第29話



「え!? ど、どういうことだよ!」


 イソルベの指示を受けた冒険者が声を上げるが、イソルベはすぐに怒鳴った。


「あいつらを囮にするんだよ!」

「そ、そうか!」


 そうか、じゃない。

 指示を受けた男が、イソルベの指示に一瞬驚いた後、顔を顰めながらも魔法を放ってきた。

 俺はそれを跳躍してかわしたが、反応の遅れたルファンが魔法に巻き込まれ、吹き飛んだ。

 俺はすぐにルファンを助け起こそうとしたが、その横をイソルベが駆け抜ける。


「感謝しろよ! 荷物持ちの分際でオレの助けになれるんだからな!」


 イソルベは歓喜の声を上げながら、走り去っていく。

 他の人たちも、どんどんと走っていく。

 ルファンの足の傷は酷い。俺はすぐにポーションをかけて、応急処置を行う。


「う……」


 俺はいくつか持っていたポーションの一つをルファンに使うが、傷の治りは遅い。

 所詮は下級ポーションだからな……。


「レウニスさん! ホブゴブリンが来てる!」


 ミーナの悲鳴のような声に、顔を上げる。

 そのときだった。俺の眼前に奇妙な景色が見えた。


 それは、黒いホブゴブリンがミーナやルファンを撲殺する姿だった。

 ……その景色は一瞬だけ移り、すぐに消える。

 気づけば、黒いホブゴブリンはさらに俺たちへと迫っている。


 さっきの景色は、もしかして俺の前世――正史の時間での出来事なのだろうか?

 もしも、俺の考えがあっているのなら、ミーナやルファンは、ここで命を落とした。

 ……だとすれば、俺は――。


 足音が確実に迫り、棍棒を構える黒いホブゴブリンをにらみつける。

 ……まったく。


 苛立ちが頂点に達していた。

 イソルベの悪びれた様子もなく、即座に俺たちを切り捨てようとした姿勢にだ。

 そして何より、こんな残酷な未来を再現しようとする世界にだ。


 攻略班の誰かが捨てたのだろう剣を握りしめ、それから黒いホブゴブリンへと向かい合う。
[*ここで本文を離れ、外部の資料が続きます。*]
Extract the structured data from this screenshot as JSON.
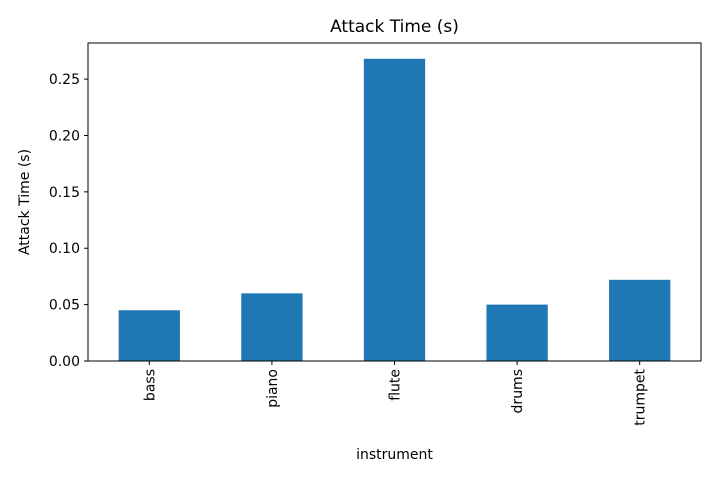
{
  "chart_data": {
    "type": "bar",
    "title": "Attack Time (s)",
    "xlabel": "instrument",
    "ylabel": "Attack Time (s)",
    "categories": [
      "bass",
      "piano",
      "flute",
      "drums",
      "trumpet"
    ],
    "values": [
      0.045,
      0.06,
      0.268,
      0.05,
      0.072
    ],
    "ylim": [
      0,
      0.282
    ],
    "yticks": [
      0.0,
      0.05,
      0.1,
      0.15,
      0.2,
      0.25
    ],
    "ytick_labels": [
      "0.00",
      "0.05",
      "0.10",
      "0.15",
      "0.20",
      "0.25"
    ],
    "bar_color": "#1f77b4",
    "grid": false,
    "legend": false
  }
}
 ここで、ルファンとミーナを囮にすれば、俺は生き残れるだろう。

 だが、そんなことで助かった命で、ラグロフを助けるだなんて言えるはずがない。


 なら、俺が取れる手段は一つだ。


「――助けるだけだ」


 振りぬかれた黒いホブゴブリンの一撃を、俺は剣で受け止めた。